Templates & Profiles¶
Volundr has a layered configuration system for sessions. This page explains the three levels: profiles, templates, and session definitions.
Profiles¶
Profiles are resource specification presets. Think of them as "instance types" for sessions.
They are read-only, loaded from YAML config (or Kubernetes CRDs), and managed by the operator — not the user. A profile defines:
- Model
- CPU and memory limits
- GPU allocation
- MCP servers
- Environment variables
profiles:
- name: standard
description: "Standard coding session"
workload_type: session
model: "claude-sonnet-4-20250514"
resource_config:
cpu: "500m"
memory: "1Gi"
is_default: true
The is_default: true profile is used when no profile or template is specified.
Templates¶
Templates are workspace blueprints. They combine resource configuration with repositories and setup scripts.
Like profiles, templates are read-only and operator-managed. Templates are what users see in the launch wizard when creating a session.
templates:
- name: python-project
description: "Python development workspace"
workload_type: session
model: "claude-sonnet-4-20250514"
resource_config:
cpu: "2"
memory: "4Gi"
repos:
- url: "https://github.com/org/repo"
branch: main
setup_scripts:
- "uv sync --dev"
is_default: false
A template can do everything a profile can, plus:
- Clone repositories on startup
- Run setup scripts after clone
- Pre-configure the workspace for a specific project
When to use which¶
Profiles — Use when you just need resource allocation presets without any repo or setup configuration. Good for general-purpose sessions where users pick their own repos.

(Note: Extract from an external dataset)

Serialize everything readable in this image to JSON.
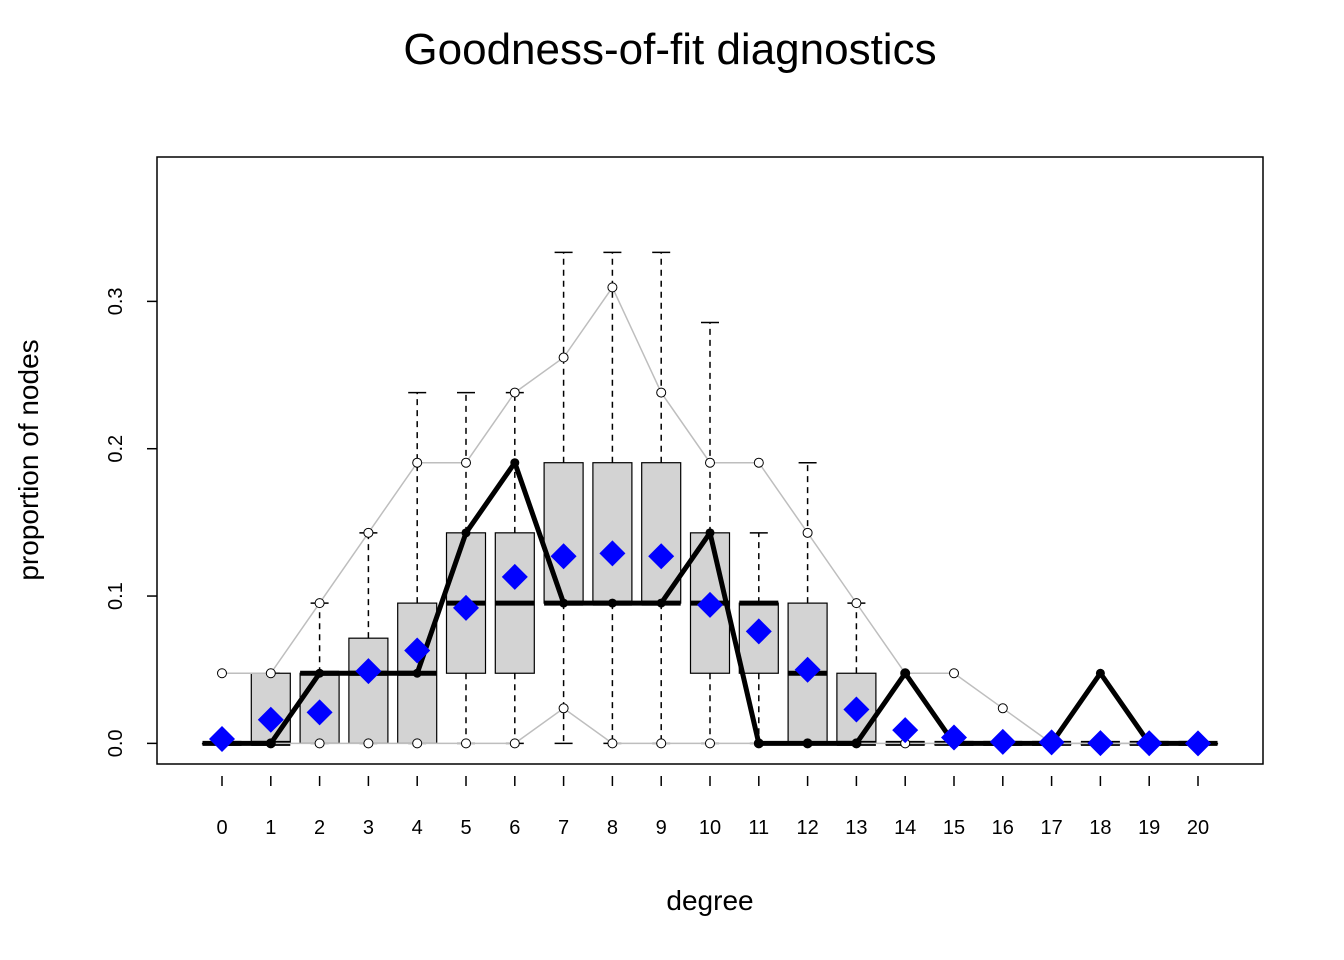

Templates — Use when you want full session blueprints. A template gives users a one-click setup for a specific project or workflow, with repos cloned and dependencies installed automatically.

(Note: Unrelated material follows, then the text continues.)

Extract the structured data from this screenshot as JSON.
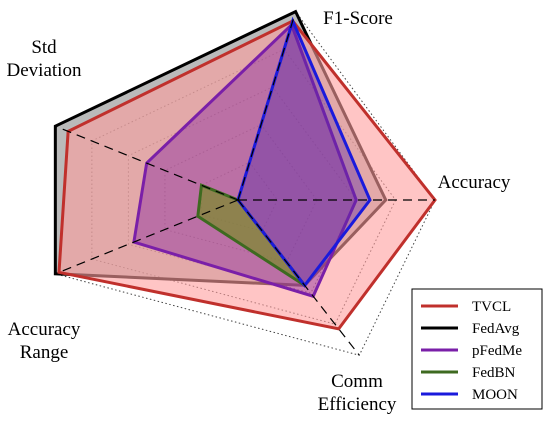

Templates reference profiles internally but can override any value. If a template sets cpu: "2" and the underlying profile says cpu: "500m", the template wins.
Session definitions¶
Session definitions are Kubernetes CRDs that define pod templates for different agent types (Claude Code, Codex). These sit below profiles and templates in the stack.
Session definitions are infrastructure-level configuration managed via Helm. They specify:
- The Skuld chart version to use
- Container images for each sidecar
- Default Helm values
Most users never interact with session definitions directly. They are set up once by the platform operator and rarely change.
How it all fits together¶
Session Definition (infrastructure, Helm-managed)
└── Profile (resource presets, operator-managed)
└── Template (workspace blueprints, operator-managed)
└── Preset (user preferences, database-stored)
Each layer can override values from the layer below. The most specific configuration wins.